Pace could picture him leaning back in his chair and considering the possibilities for Saturday copy, all the while tapping his right temple with his fountain pen. Wister collected fine fountain pens. He worshiped at the altar of Waterman and Mont Blanc.
“We need information on the probable cause,” Wister said. “ ‘Why’ is still the biggest question. If it was the engine, why? If it wasn’t, what was it? Keep after it hard. We’ll have a lot of good sidebar stuff and Glenn’s body-recovery story, but the accident’s still the lead. Sexton and Converse issued the typical statements: There will be no statements until the investigation is over. The desk is putting the wire copy in your basket, but you ought to check with your contacts to see if they’ll go any farther, maybe on background.”
Pace told Wister about his conversation with George Ridley. Wister wasn’t excited. The information meant little unless Marshall actually interfered in the investigation.
“I’ll mention it to Avery, though,” Wister added. “It’ll jump-start his heart.”
“I could take some time and try to verify what George told me,” Pace suggested.
“We can’t spare you now,” Wister said. “Besides, nothing improper’s been done that we know of. Let it alone and get after something for page one tomorrow.”
Pace put in obligatory phone calls to Whitney Warner, vice-president for public affairs of the Sexton Aircraft Corporation in Los Angeles, and Cullen Ferguson, vice-president for corporate relations of the Converse Corporation in Youngstown. He’d talked with each the day before, after the accident, and they’d offered nothing of substance.

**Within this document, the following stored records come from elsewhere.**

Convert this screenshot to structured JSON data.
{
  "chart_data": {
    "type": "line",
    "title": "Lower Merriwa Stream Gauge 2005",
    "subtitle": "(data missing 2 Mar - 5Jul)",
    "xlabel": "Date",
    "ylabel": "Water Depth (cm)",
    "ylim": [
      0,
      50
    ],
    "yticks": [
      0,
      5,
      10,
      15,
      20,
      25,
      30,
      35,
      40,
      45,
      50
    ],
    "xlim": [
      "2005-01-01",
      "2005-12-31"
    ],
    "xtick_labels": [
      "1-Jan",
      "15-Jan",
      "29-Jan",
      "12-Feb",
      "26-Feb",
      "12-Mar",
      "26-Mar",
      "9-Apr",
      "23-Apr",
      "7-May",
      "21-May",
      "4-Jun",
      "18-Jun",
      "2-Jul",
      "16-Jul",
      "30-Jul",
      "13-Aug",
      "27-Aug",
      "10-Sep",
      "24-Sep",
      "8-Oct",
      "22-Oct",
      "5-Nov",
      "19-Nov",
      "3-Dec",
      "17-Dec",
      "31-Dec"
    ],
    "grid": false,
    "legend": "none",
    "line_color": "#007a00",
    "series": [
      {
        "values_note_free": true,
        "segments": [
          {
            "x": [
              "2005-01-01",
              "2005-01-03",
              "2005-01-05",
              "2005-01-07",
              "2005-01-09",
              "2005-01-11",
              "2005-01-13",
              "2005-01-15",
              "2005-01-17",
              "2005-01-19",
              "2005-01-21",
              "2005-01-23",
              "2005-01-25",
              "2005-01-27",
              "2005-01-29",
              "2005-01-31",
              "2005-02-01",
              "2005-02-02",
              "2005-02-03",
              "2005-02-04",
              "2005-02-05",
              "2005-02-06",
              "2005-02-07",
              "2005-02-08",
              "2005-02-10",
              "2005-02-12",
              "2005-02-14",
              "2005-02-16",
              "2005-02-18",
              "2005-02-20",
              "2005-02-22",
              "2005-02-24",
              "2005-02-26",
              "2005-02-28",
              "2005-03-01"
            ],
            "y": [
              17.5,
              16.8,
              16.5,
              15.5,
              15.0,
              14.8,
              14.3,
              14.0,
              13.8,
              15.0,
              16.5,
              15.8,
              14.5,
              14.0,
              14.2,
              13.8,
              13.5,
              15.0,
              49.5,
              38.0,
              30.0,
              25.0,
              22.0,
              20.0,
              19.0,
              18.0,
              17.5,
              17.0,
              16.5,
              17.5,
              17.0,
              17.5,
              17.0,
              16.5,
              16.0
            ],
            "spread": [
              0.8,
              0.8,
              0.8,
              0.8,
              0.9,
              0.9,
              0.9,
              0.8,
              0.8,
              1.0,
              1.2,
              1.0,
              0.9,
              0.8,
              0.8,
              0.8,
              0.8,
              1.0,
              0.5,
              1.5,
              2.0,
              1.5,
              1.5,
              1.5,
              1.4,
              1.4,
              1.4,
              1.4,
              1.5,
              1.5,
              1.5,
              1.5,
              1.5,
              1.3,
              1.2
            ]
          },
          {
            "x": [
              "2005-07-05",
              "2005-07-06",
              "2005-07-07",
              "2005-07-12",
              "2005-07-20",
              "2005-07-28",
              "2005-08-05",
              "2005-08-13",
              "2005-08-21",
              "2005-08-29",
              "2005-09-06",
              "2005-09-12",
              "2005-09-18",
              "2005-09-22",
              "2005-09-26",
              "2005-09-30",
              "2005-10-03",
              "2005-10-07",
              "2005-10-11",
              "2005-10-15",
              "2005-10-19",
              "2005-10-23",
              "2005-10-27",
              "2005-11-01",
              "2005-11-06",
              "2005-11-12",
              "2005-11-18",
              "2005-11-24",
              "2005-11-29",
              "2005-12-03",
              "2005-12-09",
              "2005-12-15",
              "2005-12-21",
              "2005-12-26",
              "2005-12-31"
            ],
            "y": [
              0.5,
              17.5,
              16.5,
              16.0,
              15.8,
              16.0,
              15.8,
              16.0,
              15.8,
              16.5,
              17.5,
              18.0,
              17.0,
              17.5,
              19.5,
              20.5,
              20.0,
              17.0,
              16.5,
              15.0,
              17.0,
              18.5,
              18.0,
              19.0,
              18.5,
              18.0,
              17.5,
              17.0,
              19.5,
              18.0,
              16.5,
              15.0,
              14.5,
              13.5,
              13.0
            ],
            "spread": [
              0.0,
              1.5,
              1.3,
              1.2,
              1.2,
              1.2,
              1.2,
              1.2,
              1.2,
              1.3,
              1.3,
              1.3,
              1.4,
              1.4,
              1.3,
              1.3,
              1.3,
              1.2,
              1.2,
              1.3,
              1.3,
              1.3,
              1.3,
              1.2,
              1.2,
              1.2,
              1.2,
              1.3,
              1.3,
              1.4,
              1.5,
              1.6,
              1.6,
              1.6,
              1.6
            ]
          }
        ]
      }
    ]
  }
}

Today neither was available. He left his office number with their secretaries.
There was nothing more to do at the airport, so Pace drove to the Marriott and found himself standing conspicuously idle in the lobby with forty minutes to wait until McGill showed, assuming he was on time.
He bought a copy of Time with regret. The cover date said it was obsolete. “You have this week’s edition?” he asked the counter girl.
“That’s the only one,” she replied indifferently. So he paid for it, sank into a comfortable lobby chair, and began to read old news, the dullest material imaginable.
McGill arrived promptly at 12:30 and rescued Pace from a four-page takeout on the foreign-trade deficit. The pilot was dressed in Levi’s, western boots, a Patagonia sport shirt, and had a cracked brown-leather flight jacket thrown casually over his right shoulder and held in place by a finger hooked through a chain loop inside the collar. He might have stepped from the pages of an Eddie Bauer catalogue. The outfit, so casually put together under a thick crop of salt-and-pepper hair and hazel eyes, served to show how well he cared for himself, even into his fifties. The effect was natural, not deliberate, but Pace could see by the hint of a self-satisfied smile on the pilot’s face that McGill was well aware of the seven pairs of female eyes following every move he made through the lobby. Women, in infinite variety, were Mike McGill’s hobby.